Jornalismo a sangue frio

12:24 PM

Terminei de ler A Sangue Frio. Graças a Deus! Cheguei ao final das 422 páginas angustiada como Capote ao receber os telefonemas da penitenciária quando Smith ou Dick solicitavam sua presença.

No início da leitura, logo na primeira parte, fiquei impressionada, rendida à narrativa do autor. Como por intermédio de entrevistas ele conseguira desvelar em nossa frente o último dia da vida dos Clutter e a preparação dos assassinos? Sim, foram centenas de entrevistas, idas e vindas pelo Kansas e por toda a rota de fuga dos culpados, mas... mas como conseguiu sintetizar numa narrativa tão envolvente e cheia de detalhes. Parecia que estávamos vivendo aquele dia, aquela história. Senti-me incapaz a te mesmo de escrever um bilhete, acostumada à narrativa fria e curta dos jornais atuais.
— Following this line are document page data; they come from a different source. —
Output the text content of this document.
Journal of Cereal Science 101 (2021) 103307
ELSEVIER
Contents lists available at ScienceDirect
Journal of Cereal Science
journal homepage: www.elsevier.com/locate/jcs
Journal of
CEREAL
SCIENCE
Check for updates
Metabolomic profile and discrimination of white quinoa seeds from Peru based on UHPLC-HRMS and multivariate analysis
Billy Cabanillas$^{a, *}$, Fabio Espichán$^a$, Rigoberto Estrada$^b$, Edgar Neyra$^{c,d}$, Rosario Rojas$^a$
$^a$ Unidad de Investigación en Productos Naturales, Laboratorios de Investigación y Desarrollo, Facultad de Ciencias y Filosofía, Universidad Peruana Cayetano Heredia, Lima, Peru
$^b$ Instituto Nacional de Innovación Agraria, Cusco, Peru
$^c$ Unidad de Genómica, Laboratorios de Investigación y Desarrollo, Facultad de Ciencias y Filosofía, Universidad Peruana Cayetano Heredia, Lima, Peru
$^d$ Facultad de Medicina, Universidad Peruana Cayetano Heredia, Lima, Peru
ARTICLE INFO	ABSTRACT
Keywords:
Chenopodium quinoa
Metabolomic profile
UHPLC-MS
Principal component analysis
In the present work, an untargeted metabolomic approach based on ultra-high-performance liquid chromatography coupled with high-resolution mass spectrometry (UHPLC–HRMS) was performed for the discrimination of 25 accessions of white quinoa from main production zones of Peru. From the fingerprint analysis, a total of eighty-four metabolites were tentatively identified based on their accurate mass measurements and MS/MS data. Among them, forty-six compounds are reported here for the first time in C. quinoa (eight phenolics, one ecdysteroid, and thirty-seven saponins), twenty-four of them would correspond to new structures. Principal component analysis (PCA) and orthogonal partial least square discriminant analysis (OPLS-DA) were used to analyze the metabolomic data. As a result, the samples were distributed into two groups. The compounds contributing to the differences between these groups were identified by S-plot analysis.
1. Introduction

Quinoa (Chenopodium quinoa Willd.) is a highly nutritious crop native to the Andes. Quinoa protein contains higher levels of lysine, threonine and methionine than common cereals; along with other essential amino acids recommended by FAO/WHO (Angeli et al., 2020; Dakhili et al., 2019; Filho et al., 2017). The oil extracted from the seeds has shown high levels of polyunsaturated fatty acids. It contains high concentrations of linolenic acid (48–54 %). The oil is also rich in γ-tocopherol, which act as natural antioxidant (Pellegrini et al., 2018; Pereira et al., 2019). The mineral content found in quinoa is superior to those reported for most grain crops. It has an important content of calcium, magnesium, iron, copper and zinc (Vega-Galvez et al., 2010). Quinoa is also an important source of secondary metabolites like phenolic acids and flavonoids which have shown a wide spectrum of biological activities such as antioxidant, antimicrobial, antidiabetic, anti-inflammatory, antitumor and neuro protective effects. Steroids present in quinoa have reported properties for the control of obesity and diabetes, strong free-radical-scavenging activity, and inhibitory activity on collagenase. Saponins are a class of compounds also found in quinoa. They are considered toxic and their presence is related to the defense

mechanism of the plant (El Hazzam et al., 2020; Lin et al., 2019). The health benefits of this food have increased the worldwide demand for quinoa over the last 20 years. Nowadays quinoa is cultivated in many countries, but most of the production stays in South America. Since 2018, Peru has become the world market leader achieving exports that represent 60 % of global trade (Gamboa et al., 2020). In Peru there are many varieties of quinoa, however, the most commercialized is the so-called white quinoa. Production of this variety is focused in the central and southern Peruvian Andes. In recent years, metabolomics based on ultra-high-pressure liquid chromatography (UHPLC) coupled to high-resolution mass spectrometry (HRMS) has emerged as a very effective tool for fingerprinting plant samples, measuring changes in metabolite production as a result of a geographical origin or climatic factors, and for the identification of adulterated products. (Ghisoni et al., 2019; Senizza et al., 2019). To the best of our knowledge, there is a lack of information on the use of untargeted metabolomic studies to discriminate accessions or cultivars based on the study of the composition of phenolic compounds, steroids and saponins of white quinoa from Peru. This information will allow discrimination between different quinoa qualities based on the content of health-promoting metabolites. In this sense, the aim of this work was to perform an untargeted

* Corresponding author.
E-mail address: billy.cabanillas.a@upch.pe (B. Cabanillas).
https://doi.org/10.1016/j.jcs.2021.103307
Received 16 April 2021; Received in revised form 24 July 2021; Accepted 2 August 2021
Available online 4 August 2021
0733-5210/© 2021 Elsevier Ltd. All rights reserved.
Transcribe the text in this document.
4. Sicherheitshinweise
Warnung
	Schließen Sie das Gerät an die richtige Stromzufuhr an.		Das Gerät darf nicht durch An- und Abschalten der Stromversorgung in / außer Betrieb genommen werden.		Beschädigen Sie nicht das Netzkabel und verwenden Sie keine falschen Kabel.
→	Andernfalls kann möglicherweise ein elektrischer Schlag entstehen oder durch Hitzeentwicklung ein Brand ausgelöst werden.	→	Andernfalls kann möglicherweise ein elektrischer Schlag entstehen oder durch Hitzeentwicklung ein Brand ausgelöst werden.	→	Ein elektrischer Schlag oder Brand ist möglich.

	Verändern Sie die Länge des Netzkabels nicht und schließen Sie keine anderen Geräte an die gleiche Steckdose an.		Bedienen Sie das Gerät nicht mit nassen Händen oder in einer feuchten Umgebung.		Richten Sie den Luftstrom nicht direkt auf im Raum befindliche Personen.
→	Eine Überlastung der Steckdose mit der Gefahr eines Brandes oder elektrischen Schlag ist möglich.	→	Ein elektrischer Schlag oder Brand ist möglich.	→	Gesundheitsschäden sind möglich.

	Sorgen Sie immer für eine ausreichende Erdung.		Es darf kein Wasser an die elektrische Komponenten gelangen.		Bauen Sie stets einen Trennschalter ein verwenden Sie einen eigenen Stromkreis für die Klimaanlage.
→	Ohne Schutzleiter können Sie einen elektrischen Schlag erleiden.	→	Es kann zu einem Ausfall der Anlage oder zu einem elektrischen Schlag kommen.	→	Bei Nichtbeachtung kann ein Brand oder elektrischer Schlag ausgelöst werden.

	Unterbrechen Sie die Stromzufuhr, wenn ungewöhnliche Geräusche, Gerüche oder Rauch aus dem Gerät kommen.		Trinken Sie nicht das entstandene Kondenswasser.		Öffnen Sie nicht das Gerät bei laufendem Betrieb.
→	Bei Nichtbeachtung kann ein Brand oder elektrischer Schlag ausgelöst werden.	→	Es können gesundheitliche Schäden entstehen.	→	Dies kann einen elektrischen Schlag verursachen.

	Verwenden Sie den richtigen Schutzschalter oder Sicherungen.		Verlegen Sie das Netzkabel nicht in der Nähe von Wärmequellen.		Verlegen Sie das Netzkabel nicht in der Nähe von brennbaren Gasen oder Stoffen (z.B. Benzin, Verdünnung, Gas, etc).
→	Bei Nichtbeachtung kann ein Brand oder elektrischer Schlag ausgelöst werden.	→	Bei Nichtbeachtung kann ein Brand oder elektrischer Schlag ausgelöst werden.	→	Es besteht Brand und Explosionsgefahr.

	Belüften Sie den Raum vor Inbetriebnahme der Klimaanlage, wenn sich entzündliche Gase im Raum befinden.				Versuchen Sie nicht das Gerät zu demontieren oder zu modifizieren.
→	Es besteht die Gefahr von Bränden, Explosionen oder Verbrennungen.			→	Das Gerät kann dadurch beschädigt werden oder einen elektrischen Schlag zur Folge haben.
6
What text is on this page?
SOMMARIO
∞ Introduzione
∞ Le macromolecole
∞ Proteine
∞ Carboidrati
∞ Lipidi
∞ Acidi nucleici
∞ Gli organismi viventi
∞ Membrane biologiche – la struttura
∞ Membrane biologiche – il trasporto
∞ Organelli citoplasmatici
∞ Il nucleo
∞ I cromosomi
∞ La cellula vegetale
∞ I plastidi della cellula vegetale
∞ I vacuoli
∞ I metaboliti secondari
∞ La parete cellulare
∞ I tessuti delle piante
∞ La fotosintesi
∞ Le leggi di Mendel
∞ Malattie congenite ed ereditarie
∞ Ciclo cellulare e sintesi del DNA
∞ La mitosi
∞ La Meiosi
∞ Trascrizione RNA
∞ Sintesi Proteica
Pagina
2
No entanto, com o passar das páginas o trauma dos assassinatos me levou a ver o autor como um cúmplice de toda a brutalidade do crime, com tanto sangue frio como os assassinos. Afinal, sabemos o quanto Capote investiu, em dinheiro e influencia, para atrasar a morte dos assassinos, pagando inclusive advogados. E tudo isso pra quê? Por uma “obra-prima”? Para poder ter tempo suficiente e até mesmo interferir na história para que sua publicação fosse mais atraente aos milhões de leitores que a aguardavam? O alardeado romance de não-ficção!

Entendo agora porque Capote não pôde assistir ao enforcamento de Smith. Ele estava envolvido demais. Talvez sentisse culpa pela interferência e já não conseguisse viver com ela.

Tynan escreveu na edição de 13 de março de 1966 no jornal The Observe, “Não há prosa que valha a vida humana”. Quem dirá sete. Sim, sete: os quatro Clutter assassinados, Hick e Smith (os homicidas) e o próprio Capote, que morrera sem escrever nada mais que valesse a pena, debilitado pelo álcool e pelas drogas.

Como jornalista fica o incomodo sobre as obrigações morais da profissão, principalmente num mundo de imagens frenéticas, de um jornalismo marrom e sensacionalista, onde disseminam programas ditos policiais, que se especializam num jornalismo a sangue frio.


Como leitor, sinto que a vida dos Clutter foi sugada por seus assassinos, por Capote e por nós, leitores.

O livro - A Sangue Frio, de Truman Capote, conta a história dos quatro membros da família Clutter, brutalmente assassinados, e dos dois criminosos, executados cinco anos depois. Ele apurou por seis anos o crime, produzindo um livro que mudaria os parâmetros para pensar os limites do relato jornalístico e o relato ficcional. A Sangue Frio é um best seller internacional e um clássico contemporâneo.